Opera 11.50 juga memiliki beberapa fitur baru lain, diantaranya:

  • Live Speed Dial, menampilkan konten website secara real-time di Speed dial tanpa perlu membuka website tersebut.
  • Sinkronisasi Password, Opera link kini tidak hanya mensikronasi Bookmark saja, tetapi juga dapat menyimpan password.
  • Deteksi Plugin yang hilang, Opera mampu mendeteksi dan membantu pengguna untuk menginstall plugin yang diperlukan untuk membuka website (misal: Adobe Flash dan Java)
  • Dukungan lebih baik untuk standar web HTML5 (element, Session History & Navigation, W3C File API, classList,dll)
  • Perubahan lengkapnya bisa dibaca di Opera 11.50 Changelog

Review Opera 11.50

Secara garis besar kecepatannya memang bertambah dibanding versi sebelumnya dan kami sangat menyukai fitur Live Speed Dial karena dapat memantau website tanpa perlu membukanya (Laporan cuaca, tweet, grafik saham, dll)

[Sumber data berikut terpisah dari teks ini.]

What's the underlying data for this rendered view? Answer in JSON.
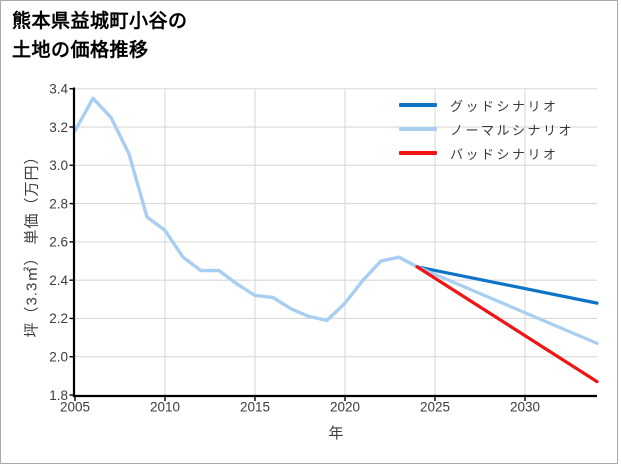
{
  "frame": {
    "background": "#ffffff",
    "border_color": "#a9a9a9"
  },
  "chart_data": {
    "type": "line",
    "title_lines": [
      "熊本県益城町小谷の",
      "土地の価格推移"
    ],
    "xlabel": "年",
    "ylabel": "坪（3.3㎡） 単価（万円）",
    "xlim": [
      2005,
      2034
    ],
    "ylim": [
      1.8,
      3.4
    ],
    "xticks": [
      2005,
      2010,
      2015,
      2020,
      2025,
      2030
    ],
    "yticks": [
      1.8,
      2.0,
      2.2,
      2.4,
      2.6,
      2.8,
      3.0,
      3.2,
      3.4
    ],
    "grid": true,
    "gridline_color": "#d9d9d9",
    "axis_color": "#000000",
    "tick_label_color": "#3d3d3d",
    "legend_position": "upper right",
    "history": {
      "color": "#a8cef2",
      "x": [
        2005,
        2006,
        2007,
        2008,
        2009,
        2010,
        2011,
        2012,
        2013,
        2014,
        2015,
        2016,
        2017,
        2018,
        2019,
        2020,
        2021,
        2022,
        2023,
        2024
      ],
      "y": [
        3.18,
        3.35,
        3.25,
        3.06,
        2.73,
        2.66,
        2.52,
        2.45,
        2.45,
        2.38,
        2.32,
        2.31,
        2.25,
        2.21,
        2.19,
        2.28,
        2.4,
        2.5,
        2.52,
        2.47
      ]
    },
    "series": [
      {
        "name": "グッドシナリオ",
        "color": "#0f74c8",
        "x": [
          2024,
          2034
        ],
        "y": [
          2.47,
          2.28
        ]
      },
      {
        "name": "ノーマルシナリオ",
        "color": "#a8cef2",
        "x": [
          2024,
          2034
        ],
        "y": [
          2.47,
          2.07
        ]
      },
      {
        "name": "バッドシナリオ",
        "color": "#f01414",
        "x": [
          2024,
          2034
        ],
        "y": [
          2.47,
          1.87
        ]
      }
    ]
  }
}
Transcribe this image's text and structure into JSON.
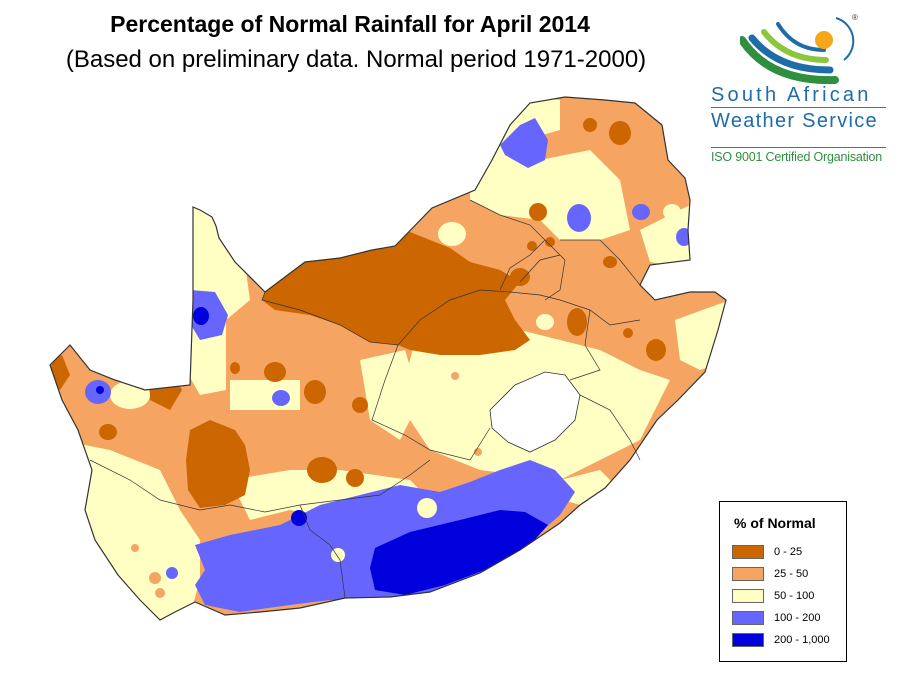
{
  "title": "Percentage of Normal Rainfall for April  2014",
  "subtitle": "(Based on preliminary data. Normal period 1971-2000)",
  "logo": {
    "line1": "South African",
    "line2": "Weather Service",
    "certification": "ISO 9001 Certified Organisation",
    "registered_mark": "®",
    "colors": {
      "blue": "#1e6ca8",
      "green": "#2f8f3f",
      "sun": "#f6a81c"
    }
  },
  "legend": {
    "title": "% of Normal",
    "classes": [
      {
        "label": "0 - 25",
        "color": "#cc6600"
      },
      {
        "label": "25 - 50",
        "color": "#f5a462"
      },
      {
        "label": "50 - 100",
        "color": "#ffffc4"
      },
      {
        "label": "100 - 200",
        "color": "#6666ff"
      },
      {
        "label": "200 - 1,000",
        "color": "#0000dd"
      }
    ]
  },
  "map": {
    "country": "South Africa",
    "boundary_color": "#333333",
    "unshaded_region": "Lesotho"
  }
}
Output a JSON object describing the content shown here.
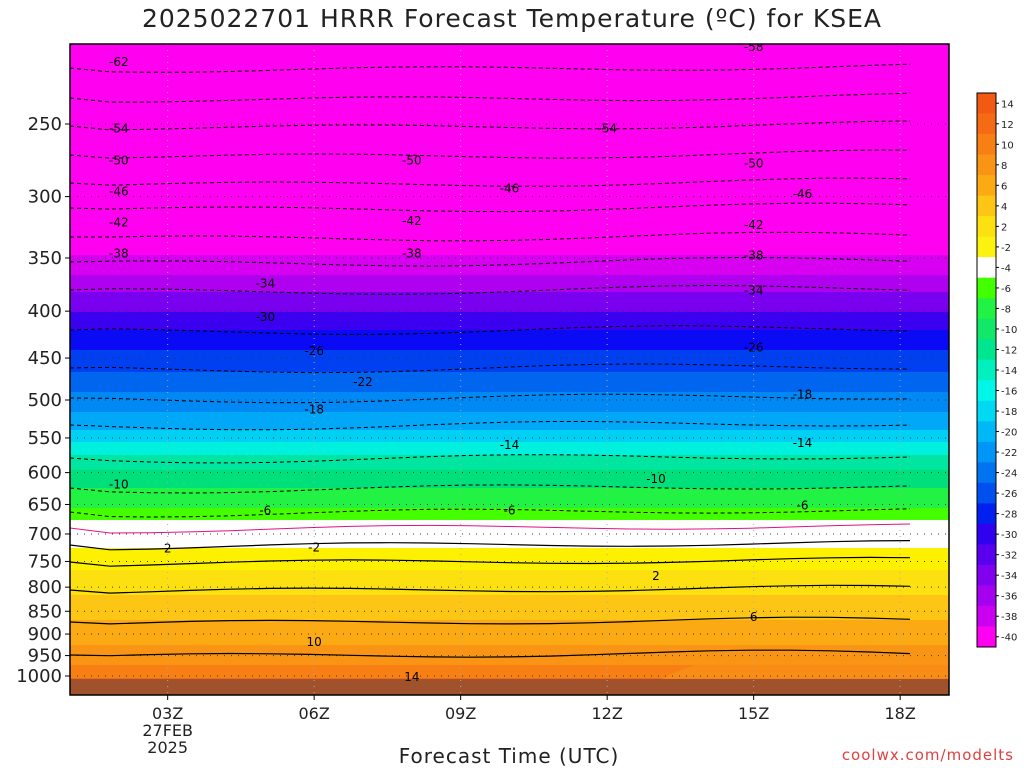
{
  "title": "2025022701 HRRR Forecast Temperature (ºC) for KSEA",
  "credit": "coolwx.com/modelts",
  "chart_data": {
    "type": "heatmap",
    "title": "2025022701 HRRR Forecast Temperature (ºC) for KSEA",
    "xlabel": "Forecast Time (UTC)",
    "ylabel": "",
    "x_range_hours_utc": [
      1,
      19
    ],
    "y_range_hpa": [
      1050,
      200
    ],
    "y_scale": "log-pressure (inverted)",
    "y_ticks": [
      250,
      300,
      350,
      400,
      450,
      500,
      550,
      600,
      650,
      700,
      750,
      800,
      850,
      900,
      950,
      1000
    ],
    "x_ticks": [
      {
        "hour": 3,
        "label": "03Z",
        "sublabel1": "27FEB",
        "sublabel2": "2025"
      },
      {
        "hour": 6,
        "label": "06Z"
      },
      {
        "hour": 9,
        "label": "09Z"
      },
      {
        "hour": 12,
        "label": "12Z"
      },
      {
        "hour": 15,
        "label": "15Z"
      },
      {
        "hour": 18,
        "label": "18Z"
      }
    ],
    "colorbar_ticks": [
      "14",
      "12",
      "10",
      "8",
      "6",
      "4",
      "2",
      "-2",
      "-4",
      "-6",
      "-8",
      "-10",
      "-12",
      "-14",
      "-16",
      "-18",
      "-20",
      "-22",
      "-24",
      "-26",
      "-28",
      "-30",
      "-32",
      "-34",
      "-36",
      "-38",
      "-40"
    ],
    "colorbar_colors": [
      "#f25a14",
      "#f56b14",
      "#f77f14",
      "#f99414",
      "#fbaa14",
      "#fdc514",
      "#fce010",
      "#fcf210",
      "#ffffff",
      "#44ff00",
      "#22f244",
      "#11e86a",
      "#00e68f",
      "#00f0c0",
      "#00f7e7",
      "#00d8f4",
      "#00b8f7",
      "#0096f7",
      "#0074f0",
      "#0050f0",
      "#0020f0",
      "#3000f0",
      "#5a00f0",
      "#8200f0",
      "#a600f0",
      "#cc00f0",
      "#ff00f0"
    ],
    "contour_labels": [
      {
        "text": "-62",
        "hour": 2.0,
        "p": 214
      },
      {
        "text": "-58",
        "hour": 15.0,
        "p": 206
      },
      {
        "text": "-54",
        "hour": 2.0,
        "p": 253
      },
      {
        "text": "-54",
        "hour": 12.0,
        "p": 253
      },
      {
        "text": "-50",
        "hour": 2.0,
        "p": 274
      },
      {
        "text": "-50",
        "hour": 8.0,
        "p": 274
      },
      {
        "text": "-50",
        "hour": 15.0,
        "p": 276
      },
      {
        "text": "-46",
        "hour": 2.0,
        "p": 296
      },
      {
        "text": "-46",
        "hour": 10.0,
        "p": 294
      },
      {
        "text": "-46",
        "hour": 16.0,
        "p": 298
      },
      {
        "text": "-42",
        "hour": 2.0,
        "p": 320
      },
      {
        "text": "-42",
        "hour": 8.0,
        "p": 319
      },
      {
        "text": "-42",
        "hour": 15.0,
        "p": 322
      },
      {
        "text": "-38",
        "hour": 2.0,
        "p": 346
      },
      {
        "text": "-38",
        "hour": 8.0,
        "p": 346
      },
      {
        "text": "-38",
        "hour": 15.0,
        "p": 348
      },
      {
        "text": "-34",
        "hour": 5.0,
        "p": 373
      },
      {
        "text": "-34",
        "hour": 15.0,
        "p": 380
      },
      {
        "text": "-30",
        "hour": 5.0,
        "p": 406
      },
      {
        "text": "-26",
        "hour": 6.0,
        "p": 442
      },
      {
        "text": "-26",
        "hour": 15.0,
        "p": 438
      },
      {
        "text": "-22",
        "hour": 7.0,
        "p": 478
      },
      {
        "text": "-18",
        "hour": 6.0,
        "p": 512
      },
      {
        "text": "-18",
        "hour": 16.0,
        "p": 493
      },
      {
        "text": "-14",
        "hour": 10.0,
        "p": 560
      },
      {
        "text": "-14",
        "hour": 16.0,
        "p": 557
      },
      {
        "text": "-10",
        "hour": 2.0,
        "p": 618
      },
      {
        "text": "-10",
        "hour": 13.0,
        "p": 610
      },
      {
        "text": "-6",
        "hour": 5.0,
        "p": 660
      },
      {
        "text": "-6",
        "hour": 10.0,
        "p": 660
      },
      {
        "text": "-6",
        "hour": 16.0,
        "p": 652
      },
      {
        "text": "-2",
        "hour": 6.0,
        "p": 724
      },
      {
        "text": "2",
        "hour": 3.0,
        "p": 726
      },
      {
        "text": "2",
        "hour": 13.0,
        "p": 778
      },
      {
        "text": "6",
        "hour": 15.0,
        "p": 862
      },
      {
        "text": "10",
        "hour": 6.0,
        "p": 918
      },
      {
        "text": "14",
        "hour": 8.0,
        "p": 1002
      }
    ]
  }
}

Opera saat ini masih menjadi peringkat ke-5 dari sisi penggunaan browser global setelah Internet Explorer, Firefox, Chrome, dan Safari dengan market share sebesar 2,4%.

Info Teknologi pun bingung dengan semua fitur dan kelebihan yang ada, kenapa Opera berada di posisi 5. Mungkin karena kurangnya marketing, tidak ada perusahaan besar dibelakangnya, atau karena negara pembuatnya yang bukan dari Amerika Serikat.

Bila anda tertarik mencoba ‘Opera 11.50′ dapat mengunjungi link berikut untuk mendownloadnya: Opera Download

Tuliskan komentar atau pertanyaan anda dibawah :)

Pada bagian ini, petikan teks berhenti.